Ganz der Nachhaltigkeit verpflichtet
Und es könnten noch mehr werden. Denn im Gebäude ist auch noch Platz für einen Laden oder ein Restaurant. Thomas Römer hat klare Ideen, was hierher passt. «Es sollte ein Betrieb sein, der sich der Nachhaltigkeit verschreibt. Etwa ein Laden für Recyclingprodukte», sagt er. Schliesslich ist der gesamte Neubau auf Ökologie ausgelegt. So gibt es einen Anschluss an das im Bau befindliche Fernwärmenetz der AEW. Und auf dem Dach wird eine riesige Photovoltaikanlage erstellt, welche den gesamten Bedarf der Anlage abdeckt.
Weitere Gemeinden interessiert an einer Zusammenarbeit
Rund 25 Millionen Franken investiert die Firma in den Standort in Villmergen. Der Hauptsitz in Wohlen, der (Luftlinie) nur 200 Meter entfernt auf der anderen Seite der SBB-Gleise liegt, wird beibehalten. Die Grosskunden werden weiter in Wohlen bedient. Villmergen ist die erste Adresse für Private und das Kleingewerbe. Mit dem neuen Standort ergibt sich auch die Möglichkeit, offizielle Sammelstelle für weitere Gemeinden zu werden. Entsprechende Gespräche sind bereits im Gang. Für Thomas Römer macht das Sinn. In vielen kleinen Gemeinden ist die Entsorgungsstelle nur ein- oder zweimal pro Woche geöffnet, das entspricht nicht mehr dem Bedürfnis der Bevölkerung. «Die Gemeinden sollten ein Grundangebot bereithalten. Beispielsweise für Altglas oder Papier. Aber für spezielle Recyclingsorten sind die grossen Sammelstellen besser geeignet», ist er überzeugt.
Übrigens: Trotz des Wegzugs nach Villmergen bleibt Brings die offizielle Sammelstelle der Gemeinde Wohlen. Letztlich wird der Weg nur ein paar Meter länger. Und die meisten kommen sowieso mit dem Auto. Aber auch Fussgänger und Velofahrer sind am neuen Ort willkommen. Diese können sogar einen Lift nutzen, um ins Obergeschoss und zu den Einwurfstellen zu gelangen. Bequemer geht es fast nicht mehr. Damit will sich die Römer AG von der Konkurrenz abheben. «Der Konkurrenzdruck in der Recyclingbranche ist gross, die Preise hingegen sind teilweise tief. Je besser die Kunden die Abfälle trennen, desto kleiner wird der Sortieraufwand und desto grösser ist der Nutzen für die Umwelt», rechnet Thomas Römer vor.

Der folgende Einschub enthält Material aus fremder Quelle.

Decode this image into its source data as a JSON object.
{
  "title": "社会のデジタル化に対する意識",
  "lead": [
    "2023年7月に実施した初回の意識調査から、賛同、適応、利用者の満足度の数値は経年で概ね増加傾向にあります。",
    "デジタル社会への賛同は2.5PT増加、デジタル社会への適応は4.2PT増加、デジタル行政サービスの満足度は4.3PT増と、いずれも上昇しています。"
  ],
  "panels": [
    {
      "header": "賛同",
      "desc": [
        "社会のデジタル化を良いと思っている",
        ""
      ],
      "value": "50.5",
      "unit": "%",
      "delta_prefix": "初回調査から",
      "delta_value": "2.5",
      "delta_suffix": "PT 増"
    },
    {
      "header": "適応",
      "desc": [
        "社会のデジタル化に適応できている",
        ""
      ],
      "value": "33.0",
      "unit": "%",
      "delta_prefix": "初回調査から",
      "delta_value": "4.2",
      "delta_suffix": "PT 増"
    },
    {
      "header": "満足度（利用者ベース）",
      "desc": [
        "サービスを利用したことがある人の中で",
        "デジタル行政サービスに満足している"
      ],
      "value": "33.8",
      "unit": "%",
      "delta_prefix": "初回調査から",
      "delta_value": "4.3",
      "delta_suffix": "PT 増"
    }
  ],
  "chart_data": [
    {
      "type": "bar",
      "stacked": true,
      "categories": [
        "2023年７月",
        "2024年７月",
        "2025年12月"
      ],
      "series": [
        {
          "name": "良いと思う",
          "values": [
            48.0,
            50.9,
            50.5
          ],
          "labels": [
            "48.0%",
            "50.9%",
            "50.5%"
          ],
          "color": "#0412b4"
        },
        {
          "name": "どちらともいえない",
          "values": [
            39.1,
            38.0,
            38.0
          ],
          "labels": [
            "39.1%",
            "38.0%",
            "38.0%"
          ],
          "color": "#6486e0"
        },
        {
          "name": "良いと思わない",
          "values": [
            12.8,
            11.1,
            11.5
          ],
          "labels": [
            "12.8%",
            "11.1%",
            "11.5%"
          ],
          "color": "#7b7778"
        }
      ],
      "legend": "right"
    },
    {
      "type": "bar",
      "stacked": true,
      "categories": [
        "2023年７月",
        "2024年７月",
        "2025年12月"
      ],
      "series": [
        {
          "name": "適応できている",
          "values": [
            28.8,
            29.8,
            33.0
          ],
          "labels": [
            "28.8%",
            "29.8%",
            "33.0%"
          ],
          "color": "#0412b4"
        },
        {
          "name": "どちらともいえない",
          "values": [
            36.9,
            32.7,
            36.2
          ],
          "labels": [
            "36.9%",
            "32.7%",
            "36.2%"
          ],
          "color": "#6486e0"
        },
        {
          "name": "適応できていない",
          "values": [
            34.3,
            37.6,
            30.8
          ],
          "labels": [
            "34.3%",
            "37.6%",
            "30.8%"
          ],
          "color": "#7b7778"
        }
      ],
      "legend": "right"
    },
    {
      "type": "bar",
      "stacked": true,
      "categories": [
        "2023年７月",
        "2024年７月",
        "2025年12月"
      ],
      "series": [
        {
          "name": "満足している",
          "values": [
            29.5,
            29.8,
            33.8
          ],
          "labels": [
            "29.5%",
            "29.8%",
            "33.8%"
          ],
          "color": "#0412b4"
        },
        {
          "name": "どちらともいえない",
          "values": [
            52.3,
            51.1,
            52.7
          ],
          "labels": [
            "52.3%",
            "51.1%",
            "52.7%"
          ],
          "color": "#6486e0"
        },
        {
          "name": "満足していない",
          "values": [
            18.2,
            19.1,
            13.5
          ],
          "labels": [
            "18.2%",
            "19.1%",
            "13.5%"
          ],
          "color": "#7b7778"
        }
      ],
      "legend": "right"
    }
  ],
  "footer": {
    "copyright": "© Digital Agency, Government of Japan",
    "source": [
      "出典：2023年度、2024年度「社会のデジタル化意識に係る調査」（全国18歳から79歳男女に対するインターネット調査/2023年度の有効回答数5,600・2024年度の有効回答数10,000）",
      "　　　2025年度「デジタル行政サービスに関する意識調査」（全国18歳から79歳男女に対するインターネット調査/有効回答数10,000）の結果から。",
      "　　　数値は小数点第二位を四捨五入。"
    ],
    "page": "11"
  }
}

Plastic-Recycling gewinnt an Bedeutung
Grosse Hoffnung hegt der Unternehmer für den Bereich des Kunststoffrecyclings. Diesen deckt die Firma Syntonex ab, an der die Römer AG beteiligt ist und die nun von Seon nach Villmergen zieht. Hier ortet Thomas Römer ein riesiges Potenzial. «In der neuen Anlage können wir bis zu 10 000 Tonnen Kunststoff recyceln, welcher nachher wieder verarbeitet werden kann», erklärt er. Als Beispiel dienen ihm die Plastikverpackungen bei den Grossverteilern, die in grosser Zahl anfallen und die sich fast vollständig wieder aufbereiten lassen. «Wir können fast 100 Prozent des Materials wiederverwenden. Das ist die Kreislaufwirtschaft, die wir uns für die Zukunft alle wünschen», führt Römer aus. Auch hier soll sein Unternehmen schweizweit ganz vorne mitmischen. Und in Villmergen einen grossen Schritt in die Zukunft machen.